I made this one before in grey, and you might want to go back and reread that post, because it’s been revised. If not, charge ahead, and be warned that you might be somewhat confused.
The fabric is leftover bamboo jersey from the first dancing dress of the year. I thought I might have just enough to make another one of these tops, which I did. But first, I had to redraw chunks of the pattern, some to do with inherent fitting issues created by improper sizing and ease, and some because of my weirdly short upper body.
The grey shirt, as snug as it felt in places, was oddly loose in others, particularly the back. The neck wasn’t as wide as shown in the pattern photo, and in the back, it tried to crawl up my neck whenever I wore the shirt. Also, there was a lot of excess fabric in the centre back. The sleeves were longer than they should be and didn’t stay in place. The fit was ok, but it wasn’t great.
For try #2, I made a lot of what are for me standard pattern fixes:
1. Shortened the armscye front and back by an inch each; in the front, tapered to nothing in centre; in the back and sleeve, took out that inch straight across.
2. Took out another 1 1/2″ or so lengthwise in the centre back and redrew the back seams to true them. This made for a narrower waist, which of course carried through to the front, as well as a shorter back.
3. Shortened the sleeve by two inches in addition to the 1″ taken out at the armscye.
Funny, right? My main comment for the first try when it was first done was that it was so tight; but all the fitting problems when wearing turned out to be from it being too *loose* in certain places.
I thought about adding extra ease across the bust but was concerned that would have ruined the line of the wrap-around side seam, so I didn’t.
This brings me to the inherent fitting issues, which are just …
Look at that picture.
Do you see any excess fabric *anywhere* in it?
OK. So tell me then why Vogue, in its infinite wisdom, has two inches of positive ease at the waist in that pattern.
Two inches! of positive ease!
That is delivering a product that does not in any way match what people are promised by the advertising. It’s dishonest.
Moreover, a purchaser can’t easily correct for this, because the finished garment measurements are nowhere printed on the pattern tissue for the shirt.
You can get the waist finished measurements, more or less, on the skirt pattern that accompanies it–assuming they’re the same, which is a big assumption.
But really, you have to fucking measure the tissue to figure out how big it’s going to be when done. (Fortunately the waistline is at least marked; the bust and hip points aren’t even marked so finished measurements for those, even measuring on the tissue, are not easy to determine. I was able to determine that there is indeed positive ease throughout the garment, but whether it’s 1/2″ or 1″ I can’t say.)
Repeating myself: I am a size 16/18 based on the size charts. I cut a size 12 for this; that’s how far down I had to go to get any negative ease. That grey shirt was the size 12. And it was TOO BIG to make this design work.
Pattern reviews for this shirt almost universally report difficulties with getting the neck band to lie flat.
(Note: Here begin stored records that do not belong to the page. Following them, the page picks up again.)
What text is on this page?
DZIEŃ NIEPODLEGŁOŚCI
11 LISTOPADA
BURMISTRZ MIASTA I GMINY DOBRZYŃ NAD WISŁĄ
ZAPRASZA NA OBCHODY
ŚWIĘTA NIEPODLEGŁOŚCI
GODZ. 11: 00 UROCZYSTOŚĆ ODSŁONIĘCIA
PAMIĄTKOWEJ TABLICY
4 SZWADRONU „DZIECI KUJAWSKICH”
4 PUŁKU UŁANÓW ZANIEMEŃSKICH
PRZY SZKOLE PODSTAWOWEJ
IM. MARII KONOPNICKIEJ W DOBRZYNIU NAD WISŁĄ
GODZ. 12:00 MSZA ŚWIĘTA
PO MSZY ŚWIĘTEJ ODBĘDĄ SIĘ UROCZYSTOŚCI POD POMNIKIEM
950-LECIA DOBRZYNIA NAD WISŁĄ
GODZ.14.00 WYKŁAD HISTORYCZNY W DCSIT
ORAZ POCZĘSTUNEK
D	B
The neck band is fine as drafted. It fits in to the neck seam just fine, so long as you stretch as you would for any knit neck band.
But it’s very wide, as you can see; both in terms of the actual band and how it’s supposed to sit on the shoulders.
That fit is only going to be achieved with metric shit-tons of negative ease. It needs to be very, very tight across the shoulders, chest and upper back to hold that very wide neck band as flat as it’s supposed to be.
And of course, Vogue delivers a pattern with POSITIVE EASE, then a bunch of people buy it and make it up and wonder what’s wrong with them that they can’t get the neck band to lie flat. It wasn’t the sewers, it wasn’t their skills or fabric choices.
It was Vogue, delivering a pattern to customers that did not match the advertising or product description, and not giving purchasers the information they need on the tissue to correct their issues before making it up. Not a surprise to anyone who’s been sewing with BMV patterns for a while, I suppose, but it irritates me to no end.
If you are making up this shirt and are frustrated to hell with the neck band: you’re making it too big. If you’re going by the size chart, go down at least by two sizes, maybe three. If the neckband isn’t lying flat, you don’t have enough negative ease in the chest, shoulders and back to pull it flat–that’s how it’s supposed to work. It’s not your fault.